La tumba localizada en el Cerro de la Cantera aporta información de alto valor sobre la organización social, los rituales funerarios y la cosmovisión de la civilización zapoteca, considerada como “hombres de las nubes”.
En redes sociales, la secretaria de Cultura, Claudia Curiel de Icaza, describió el hallazgo como “excepcional” por su conservación y por lo que evidencia de esa cultura, al subrayar que “se investiga, protege y comparte con la sociedad”.
Destacó la presencia de elementos escultóricos y pintura mural, con representaciones simbólicas asociadas al poder y a la muerte, además de frisos y lápidas con inscripciones calendáricas.
A la entrada de la antecámara, un búho —ave que en la cosmovisión zapoteca simboliza la noche y la muerte— decora el acceso, y su pico cubre el rostro estucado y pintado de un “señor zapoteca”, que podría ser el retrato del antepasado al que estuvo dedicada la tumba.
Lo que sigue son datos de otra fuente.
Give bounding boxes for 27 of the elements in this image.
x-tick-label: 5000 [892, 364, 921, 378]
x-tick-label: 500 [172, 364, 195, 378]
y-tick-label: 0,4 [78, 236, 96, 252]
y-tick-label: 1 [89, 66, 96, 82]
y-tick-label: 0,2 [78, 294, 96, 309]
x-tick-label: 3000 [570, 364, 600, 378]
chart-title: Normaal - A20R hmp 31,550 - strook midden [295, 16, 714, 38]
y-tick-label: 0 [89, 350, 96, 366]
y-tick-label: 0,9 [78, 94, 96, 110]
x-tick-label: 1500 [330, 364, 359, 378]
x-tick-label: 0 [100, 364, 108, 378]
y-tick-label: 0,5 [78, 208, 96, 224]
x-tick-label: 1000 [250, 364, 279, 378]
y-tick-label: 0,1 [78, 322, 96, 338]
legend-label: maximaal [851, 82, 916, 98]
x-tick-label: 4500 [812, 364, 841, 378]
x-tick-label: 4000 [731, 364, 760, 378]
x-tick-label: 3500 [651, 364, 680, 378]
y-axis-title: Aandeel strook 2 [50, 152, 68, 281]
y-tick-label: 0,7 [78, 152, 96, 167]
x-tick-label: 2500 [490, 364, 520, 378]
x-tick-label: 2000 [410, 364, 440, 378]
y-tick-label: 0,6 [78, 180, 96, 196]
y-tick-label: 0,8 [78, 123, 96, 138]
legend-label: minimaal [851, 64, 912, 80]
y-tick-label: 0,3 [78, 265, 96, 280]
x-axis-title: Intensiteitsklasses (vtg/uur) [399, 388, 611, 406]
El umbral está flanqueado por un dintel con un friso compuesto por lápidas de piedra grabadas con nombres calendáricos, mientras que las figuras de un hombre y una mujer con tocados y artefactos en ambas manos, posiblemente “guardianes del lugar”, aparecen labradas.
En la cámara funeraria también se hallaron pintura mural en colores ocre, blanco, verde, rojo y azul, con una procesión de personajes que cargan bolsas de copal y caminan hacia la entrada.